33. Способ по п. 32, где способом является способ лечения ВИЧ-инфекции, и где индивидуум страдает синдромом приобретенного иммунодефицита (СПИД).

34. Способ по п. 32 или 33, который дополнительно включает введение индивидууму дополнительного противовирусного средства.

35. Способ по п. 34, где дополнительное противовирусное средство содержит нуклеозидный аналог ингибитора обратной транскриптазы, нуклеотидный ингибитор обратной транскриптазы, не-нуклеозидный ингибитор обратной транскриптазы, ингибитор протеазы, ингибитор проникновения вируса в клетку или его слияния с клеткой, ингибитор созревания или ингибитор широкого спектра, или их комбинацию.

36. Способ по п. 32 или 33, который дополнительно включает введение индивидууму одного или более дополнительных антител или нуклеиновых кислот, кодирующих такие антитела, где дополнительные антитела специфически связываются с gp120 и/или gp41.

37. Способ по п. 32 или 33, который дополнительно включает введение индивидууму эффективного количества IL-15.

38. Способ по п. 32 или 33, который дополнительно включает определение титра ВИЧ-1 у индивидуума.

39. Способ тестирования на потенциальный иммуноген, включающий приведение в контакт потенциального иммуногена с антителом или его антигенсвязывающим фрагментом по любому из пп. 1-20; и детекцию связывания антитела, его антигенсвязывающего фрагмента или каркасного белка с иммуногеном, и тем самым определяя индукцию иммунного ответа использованным иммуногеном на вирус иммунодефицита человека.

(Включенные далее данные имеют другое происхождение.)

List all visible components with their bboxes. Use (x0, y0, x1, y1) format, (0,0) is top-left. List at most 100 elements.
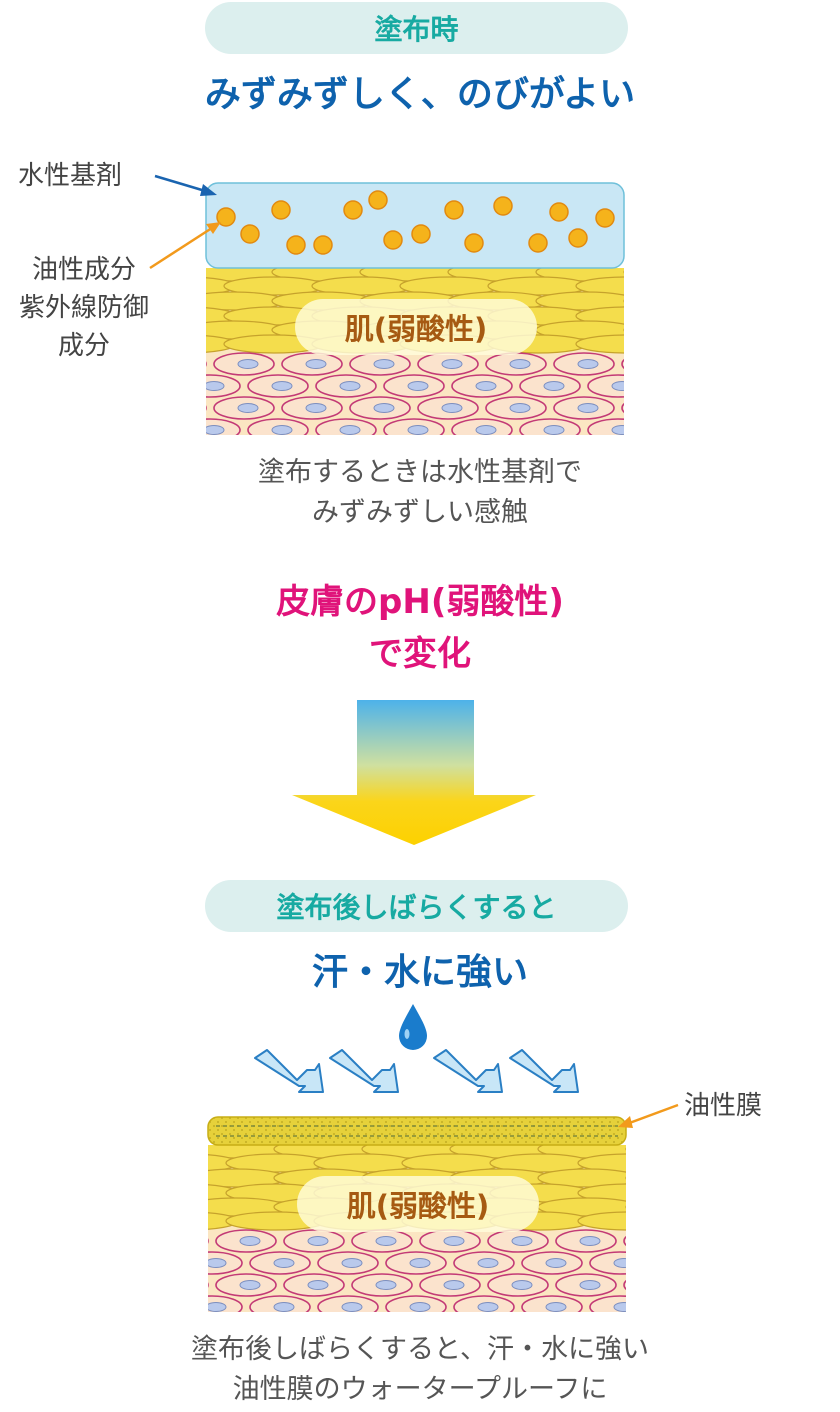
skin-cell-nucleus (237, 403, 259, 413)
water-drop-icon (399, 1004, 427, 1050)
skin-cell (206, 405, 207, 411)
water-base-layer (205, 182, 625, 269)
section-pill-after: 塗布後しばらくすると (205, 880, 628, 932)
oil-film-layer (207, 1116, 627, 1146)
skin-cell-nucleus (543, 425, 565, 435)
oil-dot (216, 207, 236, 227)
oil-dot (549, 202, 569, 222)
skin-cell-nucleus (409, 1258, 431, 1268)
oil-dot (493, 196, 513, 216)
skin-cell-horny (98, 1169, 198, 1187)
skin-cell (208, 1282, 209, 1288)
skin-label-bottom: 肌(弱酸性) (297, 1176, 539, 1232)
oil-dot (464, 233, 484, 253)
ph-change-text: 皮膚のpH(弱酸性) で変化 (0, 576, 840, 680)
skin-cell-nucleus (477, 1258, 499, 1268)
skin-cell-horny (625, 1147, 626, 1151)
caption-top: 塗布するときは水性基剤で みずみずしい感触 (0, 453, 840, 533)
skin-cell-nucleus (206, 425, 225, 435)
skin-cell-nucleus (511, 1280, 533, 1290)
skin-cell-nucleus (373, 403, 395, 413)
oil-dot (368, 190, 388, 210)
skin-cell-horny (625, 1176, 626, 1180)
leader-arrowhead-oil (206, 222, 221, 234)
skin-cell-horny (208, 1212, 239, 1230)
leader-line-film (623, 1103, 679, 1127)
skin-cell (589, 1251, 626, 1275)
skin-cell-nucleus (475, 425, 497, 435)
skin-cell-nucleus (237, 359, 259, 369)
skin-cell-nucleus (579, 1236, 601, 1246)
oil-dot (240, 224, 260, 244)
skin-cell-nucleus (271, 381, 293, 391)
skin-cell-nucleus (172, 1237, 192, 1246)
skin-cell-horny (98, 1140, 198, 1158)
change-arrow (292, 700, 536, 845)
skin-cell-nucleus (239, 1280, 261, 1290)
label-oil-line-3: 成分 (57, 331, 110, 361)
skin-cell-nucleus (305, 403, 327, 413)
oil-component-dots (216, 190, 615, 255)
skin-cell-nucleus (577, 359, 599, 369)
skin-cell-nucleus (170, 360, 190, 369)
skin-cell-nucleus (375, 1280, 397, 1290)
skin-cell-nucleus (648, 1281, 668, 1290)
skin-cell-horny (577, 1153, 626, 1173)
skin-cell-nucleus (407, 381, 429, 391)
skin-cell (208, 1238, 209, 1244)
skin-cell (623, 1279, 626, 1291)
skin-cell-nucleus (477, 1302, 499, 1312)
skin-cell-nucleus (375, 1236, 397, 1246)
skin-cell-nucleus (611, 425, 624, 435)
skin-cell-horny (98, 1198, 198, 1216)
leader-arrowhead-water (200, 184, 217, 196)
repel-arrow (254, 1049, 324, 1093)
skin-cell-nucleus (307, 1236, 329, 1246)
skin-cell-nucleus (613, 1258, 626, 1268)
skin-cell-nucleus (206, 381, 225, 391)
oil-dot (595, 208, 615, 228)
skin-cell-horny (575, 276, 624, 296)
label-oil-film: 油性膜 (684, 1091, 763, 1121)
skin-cell (623, 1235, 626, 1247)
ph-change-line-2: で変化 (369, 634, 471, 674)
skin-cell-horny (623, 270, 624, 274)
skin-cell-nucleus (545, 1302, 567, 1312)
caption-bottom-line-2: 油性膜のウォータープルーフに (232, 1374, 608, 1405)
skin-cell-nucleus (646, 404, 666, 413)
skin-cell-nucleus (172, 1281, 192, 1290)
oil-dot (286, 235, 306, 255)
repel-arrow (433, 1049, 503, 1093)
skin-cell-horny (623, 328, 624, 332)
skin-cell-nucleus (373, 359, 395, 369)
skin-cell-nucleus (646, 360, 666, 369)
skin-cell-nucleus (509, 403, 531, 413)
label-oil-uv: 油性成分 紫外線防御 成分 (0, 251, 168, 365)
repel-arrow (329, 1049, 399, 1093)
ph-change-line-1: 皮膚のpH(弱酸性) (276, 582, 564, 622)
skin-cell-nucleus (545, 1258, 567, 1268)
caption-top-line-2: みずみずしい感触 (312, 497, 528, 528)
oil-dot (411, 224, 431, 244)
oil-dot (528, 233, 548, 253)
skin-cell-nucleus (648, 1237, 668, 1246)
leader-arrowhead-film (618, 1116, 633, 1128)
skin-cell-nucleus (208, 1302, 227, 1312)
skin-cell-nucleus (441, 359, 463, 369)
oil-dot (313, 235, 333, 255)
leader-line-oil (149, 224, 216, 270)
skin-cell-nucleus (443, 1236, 465, 1246)
skin-cell (621, 402, 624, 414)
skin-cell-nucleus (613, 1302, 626, 1312)
skin-cell-nucleus (407, 425, 429, 435)
oil-dot (568, 228, 588, 248)
caption-bottom: 塗布後しばらくすると、汗・水に強い 油性膜のウォータープルーフに (0, 1330, 840, 1410)
skin-cell-nucleus (239, 1236, 261, 1246)
oil-dot (271, 200, 291, 220)
skin-cell-nucleus (543, 381, 565, 391)
repel-arrow (509, 1049, 579, 1093)
skin-cell-nucleus (339, 425, 361, 435)
skin-cell (587, 374, 624, 398)
skin-cell-nucleus (475, 381, 497, 391)
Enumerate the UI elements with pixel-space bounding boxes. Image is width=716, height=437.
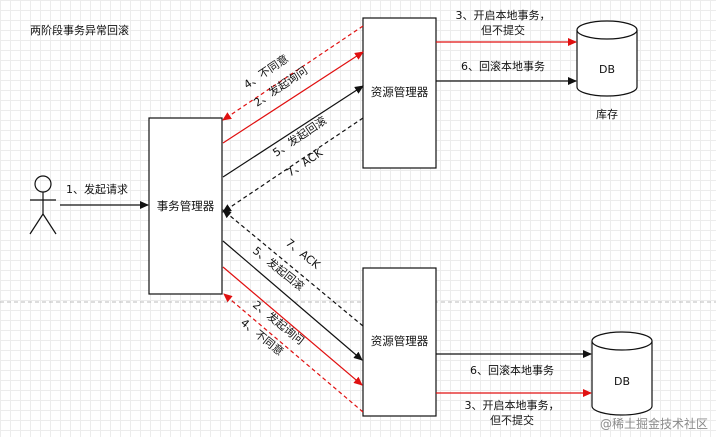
bottom-ack-arrow <box>222 209 364 327</box>
top-start-tx-label-2: 但不提交 <box>481 23 525 37</box>
transaction-manager-label: 事务管理器 <box>157 199 215 213</box>
top-local-rollback-label: 6、回滚本地事务 <box>461 59 545 73</box>
top-ack-label: 7、ACK <box>284 146 325 180</box>
top-ack-arrow <box>222 117 364 213</box>
actor-icon <box>29 175 57 235</box>
resource-manager-bottom-box <box>362 267 437 417</box>
db-top-caption: 库存 <box>596 107 618 121</box>
diagram-title: 两阶段事务异常回滚 <box>30 23 129 37</box>
bottom-reject-arrow <box>223 293 364 413</box>
resource-manager-bottom-label: 资源管理器 <box>371 334 429 348</box>
db-top-cylinder <box>576 20 638 97</box>
top-rollback-arrow <box>222 85 364 178</box>
db-top-label: DB <box>599 63 615 76</box>
watermark: @稀土掘金技术社区 <box>600 416 708 431</box>
bottom-start-tx-label-2: 但不提交 <box>490 413 534 427</box>
resource-manager-top-label: 资源管理器 <box>371 85 429 99</box>
top-start-tx-label-1: 3、开启本地事务， <box>456 8 551 22</box>
bottom-start-tx-label-1: 3、开启本地事务， <box>465 398 560 412</box>
bottom-ask-arrow <box>222 266 363 386</box>
request-arrow-label: 1、发起请求 <box>66 182 128 196</box>
bottom-rollback-arrow <box>222 240 363 361</box>
db-bottom-cylinder <box>591 331 653 416</box>
transaction-manager-box <box>148 117 223 295</box>
top-ask-arrow <box>222 51 364 144</box>
top-reject-arrow <box>222 25 364 121</box>
bottom-ack-label: 7、ACK <box>283 236 323 272</box>
db-bottom-label: DB <box>614 375 630 388</box>
bottom-local-rollback-label: 6、回滚本地事务 <box>470 363 554 377</box>
resource-manager-top-box <box>362 17 437 169</box>
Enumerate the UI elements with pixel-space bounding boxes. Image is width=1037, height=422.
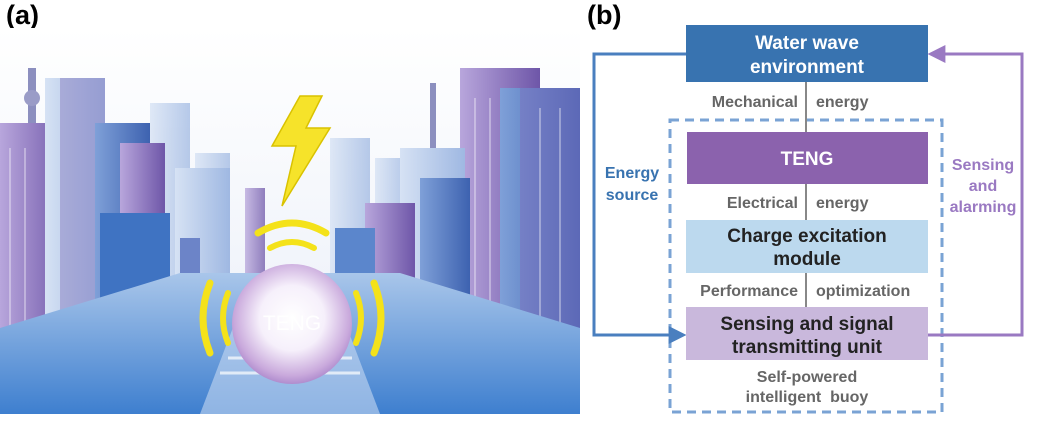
teng-sphere	[232, 264, 352, 384]
water-wave-box	[686, 25, 928, 82]
sensing-alarming-line2: and	[969, 178, 997, 195]
panel-b-label: (b)	[587, 0, 622, 30]
water-wave-line1: Water wave	[755, 33, 859, 54]
sensing-unit-line2: transmitting unit	[732, 337, 883, 358]
sensing-alarming-line1: Sensing	[952, 157, 1014, 174]
sensing-alarming-arrow	[927, 45, 1024, 337]
buoy-label-line1: Self-powered	[757, 369, 857, 386]
lightning-icon	[270, 95, 332, 207]
performance-label: Performance	[700, 283, 798, 300]
flow-diagram: Water wave environment Mechanical energy…	[592, 25, 1024, 414]
optimization-label: optimization	[816, 283, 910, 300]
mechanical-label: Mechanical	[712, 94, 798, 111]
electrical-energy-label: energy	[816, 195, 869, 212]
sensing-alarming-line3: alarming	[950, 199, 1017, 216]
charge-excitation-line2: module	[773, 249, 841, 270]
teng-sphere-label: TENG	[263, 312, 321, 335]
energy-source-arrow	[592, 52, 687, 344]
energy-source-line2: source	[606, 187, 659, 204]
signal-waves	[199, 219, 385, 357]
charge-excitation-box	[686, 220, 928, 273]
buoy-label-line2: intelligent buoy	[746, 389, 869, 406]
energy-source-line1: Energy	[605, 165, 659, 182]
sensing-unit-line1: Sensing and signal	[720, 314, 893, 335]
panel-a-label: (a)	[6, 0, 39, 30]
city-illustration: TENG	[0, 28, 580, 414]
electrical-label: Electrical	[727, 195, 798, 212]
water-wave-line2: environment	[750, 57, 865, 78]
teng-box	[687, 132, 928, 184]
mechanical-energy-label: energy	[816, 94, 869, 111]
sensing-unit-box	[686, 307, 928, 360]
charge-excitation-line1: Charge excitation	[727, 226, 886, 247]
teng-box-label: TENG	[781, 149, 834, 170]
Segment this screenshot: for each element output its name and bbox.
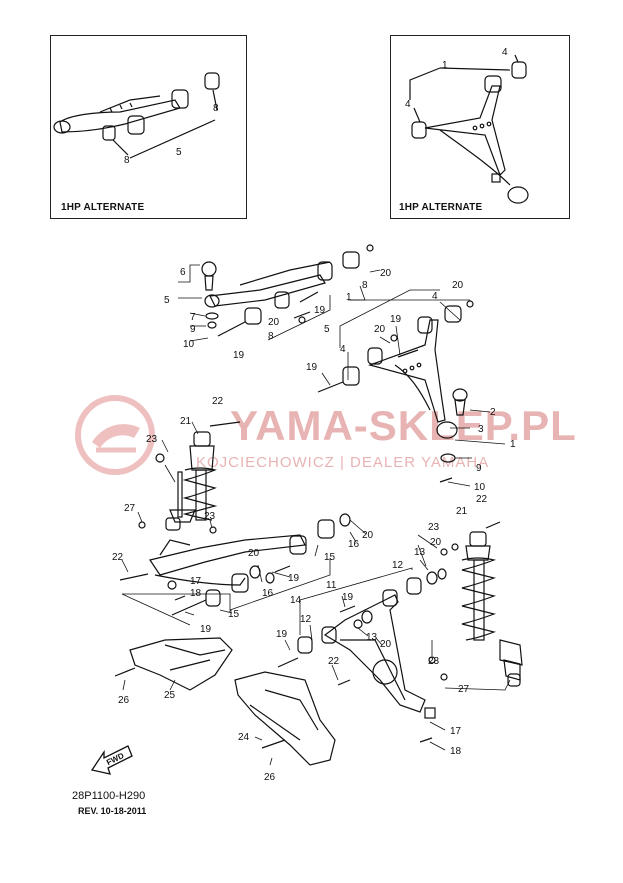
callout-7: 7	[190, 312, 196, 323]
right-shock-absorber	[440, 521, 523, 687]
callout-8: 8	[362, 280, 368, 291]
diagram-code: 28P1100-H290	[72, 790, 146, 802]
inset-right-arm	[409, 54, 529, 204]
callout-23: 23	[428, 522, 440, 533]
callout-8: 8	[124, 155, 130, 166]
callout-20: 20	[380, 268, 392, 279]
callout-20: 20	[380, 639, 392, 650]
callout-19: 19	[276, 629, 288, 640]
callout-20: 20	[248, 548, 260, 559]
callout-23: 23	[146, 434, 158, 445]
callout-13: 13	[414, 547, 426, 558]
callout-26: 26	[264, 772, 276, 783]
callout-4: 4	[405, 99, 411, 110]
callout-3: 3	[478, 424, 484, 435]
callout-6: 6	[180, 267, 186, 278]
callout-4: 4	[502, 47, 508, 58]
upper-right-arm	[317, 300, 474, 483]
callout-19: 19	[200, 624, 212, 635]
callout-numbers: 8 8 5 1 4 4 6 5 7 9 10 19 8 20 19 5 8 20…	[112, 47, 516, 783]
leader-lines	[121, 264, 511, 766]
callout-21: 21	[456, 506, 468, 517]
callout-2: 2	[490, 407, 496, 418]
callout-18: 18	[450, 746, 462, 757]
callout-10: 10	[183, 339, 195, 350]
callout-4: 4	[340, 344, 346, 355]
callout-27: 27	[458, 684, 470, 695]
watermark-tagline: KOJCIECHOWICZ | DEALER YAMAHA	[196, 454, 490, 471]
callout-23: 23	[204, 511, 216, 522]
callout-12: 12	[392, 560, 404, 571]
inset-left-arm	[53, 72, 220, 159]
callout-11: 11	[326, 580, 337, 591]
callout-22: 22	[476, 494, 488, 505]
callout-19: 19	[306, 362, 318, 373]
callout-5: 5	[324, 324, 330, 335]
callout-22: 22	[212, 396, 224, 407]
callout-19: 19	[314, 305, 326, 316]
callout-10: 10	[474, 482, 486, 493]
callout-20: 20	[268, 317, 280, 328]
callout-22: 22	[328, 656, 340, 667]
left-shock-absorber	[155, 421, 241, 531]
callout-22: 22	[112, 552, 124, 563]
callout-12: 12	[300, 614, 312, 625]
callout-18: 18	[190, 588, 202, 599]
callout-13: 13	[366, 632, 378, 643]
revision-date: REV. 10-18-2011	[78, 806, 147, 816]
callout-1: 1	[442, 60, 448, 71]
callout-19: 19	[342, 592, 354, 603]
callout-19: 19	[288, 573, 300, 584]
callout-20: 20	[430, 537, 442, 548]
callout-9: 9	[190, 324, 196, 335]
guard-right	[234, 671, 336, 766]
callout-19: 19	[233, 350, 245, 361]
watermark-brand: YAMA-SKLEP.PL	[230, 402, 577, 449]
callout-15: 15	[228, 609, 240, 620]
callout-25: 25	[164, 690, 176, 701]
callout-9: 9	[476, 463, 482, 474]
callout-19: 19	[390, 314, 402, 325]
inset-box-left: 1HP ALTERNATE	[50, 35, 247, 219]
callout-5: 5	[164, 295, 170, 306]
guard-left	[114, 637, 233, 691]
callout-4: 4	[432, 291, 438, 302]
watermark-logo-icon	[75, 395, 155, 475]
callout-20: 20	[362, 530, 374, 541]
callout-20: 20	[374, 324, 386, 335]
callout-1: 1	[510, 439, 516, 450]
callout-20: 20	[452, 280, 464, 291]
fwd-arrow-icon: FWD	[90, 745, 133, 775]
callout-21: 21	[180, 416, 192, 427]
inset-label-left: 1HP ALTERNATE	[61, 202, 145, 213]
lower-left-arm	[119, 513, 351, 616]
callout-27: 27	[124, 503, 136, 514]
callout-26: 26	[118, 695, 130, 706]
callout-17: 17	[190, 576, 202, 587]
callout-5: 5	[176, 147, 182, 158]
lower-right-arm	[277, 568, 448, 743]
callout-14: 14	[290, 595, 302, 606]
callout-16: 16	[348, 539, 360, 550]
callout-15: 15	[324, 552, 336, 563]
callout-17: 17	[450, 726, 462, 737]
upper-left-arm	[201, 244, 374, 337]
callout-8: 8	[213, 103, 219, 114]
inset-label-right: 1HP ALTERNATE	[399, 202, 483, 213]
callout-24: 24	[238, 732, 250, 743]
callout-8: 8	[268, 331, 274, 342]
callout-1: 1	[346, 292, 352, 303]
callout-23: 23	[428, 656, 440, 667]
callout-16: 16	[262, 588, 274, 599]
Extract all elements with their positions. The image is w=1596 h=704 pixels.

40. Набор для детекции полипептида gp41, содержащий:

(a) антитело или его антигенсвязывающий фрагмент по любому из пп. 1-20, вектор экспрессии по п. 23 или композицию по п. 26; и

(b) инструкции по применению набора.

41. Применение выделенного моноклонального антитела или его антигенсвязывающего фрагмента по любому из пп. 1-20, вектора экспрессии по п. 23, или композиции по п. 26 для ингибирования или профилактики инфицирования индивидуума вирусом иммунодефицита человека типа 1.